Generally, tax expenditure is a form of subsidy since it is expected to lower the cost of goods or increase disposable income. They may also be used as a tool to influence behaviour by encouraging preferred economic activities.

The government has indicated that it is putting in place measures to slow down the annual growth in public debt without compromising service delivery to citizens. A lot of effort has thus been put into expanding revenue mobilisation through a mix of tax policy changes and administrative changes to enhance compliance.

Reducing tax expenditure by eliminating unproductive tax incentives has been identified as a key measure to protect the country’s tax base. The government has indicated that it will focus on enhancing tax expenditures that promote investments.

According to the 2023 Tax Expenditure Report, in 2022 the total tax expenditure increased to Sh393.6 billion, which was equivalent to 2.94 percent of the gross domestic product (GDP).

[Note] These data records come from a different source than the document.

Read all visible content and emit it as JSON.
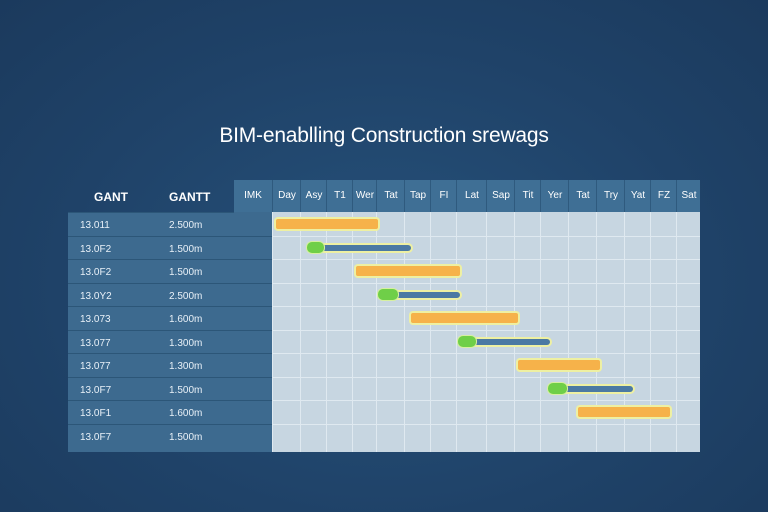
{
  "title": "BIM-enablling Construction srewags",
  "left_table": {
    "headers": [
      "GANT",
      "GANTT"
    ],
    "rows": [
      {
        "id": "13.011",
        "value": "2.500m"
      },
      {
        "id": "13.0F2",
        "value": "1.500m"
      },
      {
        "id": "13.0F2",
        "value": "1.500m"
      },
      {
        "id": "13.0Y2",
        "value": "2.500m"
      },
      {
        "id": "13.073",
        "value": "1.600m"
      },
      {
        "id": "13.077",
        "value": "1.300m"
      },
      {
        "id": "13.077",
        "value": "1.300m"
      },
      {
        "id": "13.0F7",
        "value": "1.500m"
      },
      {
        "id": "13.0F1",
        "value": "1.600m"
      },
      {
        "id": "13.0F7",
        "value": "1.500m"
      }
    ]
  },
  "timeline": {
    "first_header": "IMK",
    "columns": [
      "Day",
      "Asy",
      "T1",
      "Wer",
      "Tat",
      "Tap",
      "FI",
      "Lat",
      "Sap",
      "Tit",
      "Yer",
      "Tat",
      "Try",
      "Yat",
      "FZ",
      "Sat"
    ]
  },
  "tasks": [
    {
      "type": "bar",
      "start": 0,
      "end": 3.9
    },
    {
      "type": "progress",
      "start": 1.2,
      "end": 5.1,
      "progress": 0.17
    },
    {
      "type": "bar",
      "start": 3.0,
      "end": 7.0
    },
    {
      "type": "progress",
      "start": 4.0,
      "end": 7.0,
      "progress": 0.25
    },
    {
      "type": "bar",
      "start": 5.1,
      "end": 9.0
    },
    {
      "type": "progress",
      "start": 7.0,
      "end": 10.2,
      "progress": 0.2
    },
    {
      "type": "bar",
      "start": 9.0,
      "end": 12.0
    },
    {
      "type": "progress",
      "start": 10.2,
      "end": 13.2,
      "progress": 0.23
    },
    {
      "type": "bar",
      "start": 11.2,
      "end": 14.6
    }
  ],
  "colors": {
    "bar": "#f6b24a",
    "progress_knob": "#6fcf48",
    "track": "#4b79a3"
  }
}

This was an increase from Sh292.9 billion in 2021, which was equivalent to 2.44 percent of the GDP.

Domestic value-added tax (VAT) was the largest contributor to the tax expenditures at 36.94 percent with corporate income tax following with 19.87 percent while VAT on fuel contributed 16.38 percent.

According to the Medium-Term Revenue Strategy for 2024/25 to 2026/27 the ordinary revenue collection as a percentage of GDP declined from 18.1 percent in 2013/14 to 14.1 percent of the GDP in 2022/23. This has been attributed to an increase in tax expenditure and low tax compliance, among other reasons. Notably, tax collections have grown from Sh0.8 trillion in 2013/14 to Sh2.4 trillion in 2022/23.

Some of the key interventions that the government intends to implement in the next three years include the review and rationalisation of exemptions on entities and individuals, tax reliefs, and exempt or zero-rated supplies on individuals.

The review and reduction of tax expenditure might be a low-hanging fruit for the government in its quest to increase tax revenue collections.

This is largely due to the ease with which relevant tax changes can be made and the almost predictable revenue gain from a change in the relevant laws.

The government has indicated that it will mainly focus on tax expenditures that promote investments. Notably, certain tax expenditures play a crucial role in the economy such as reducing the cost of goods, increasing the disposable income and increasing access to certain goods or services, among other purposes. These may have other societal impacts such as reducing income inequality and protecting vulnerable persons, among others.

It is thus critical that the government considers broader economic aspects and not just the investment promotion impact in rationalising tax expenditures. This will ensure that the positive economic impact of certain tax expenditures is not eroded at the expense of additional tax revenue collections, which may not have the same impact on society.

By and large, an all-round analysis of each tax expenditure should be performed to determine the pros and cons of repealing related exemptions, incentives, or other measures. This is important in ensuring that an overzealous attempt to increase tax revenue collections does not compromise the general welfare of the citizenry and more so vulnerable persons in the society.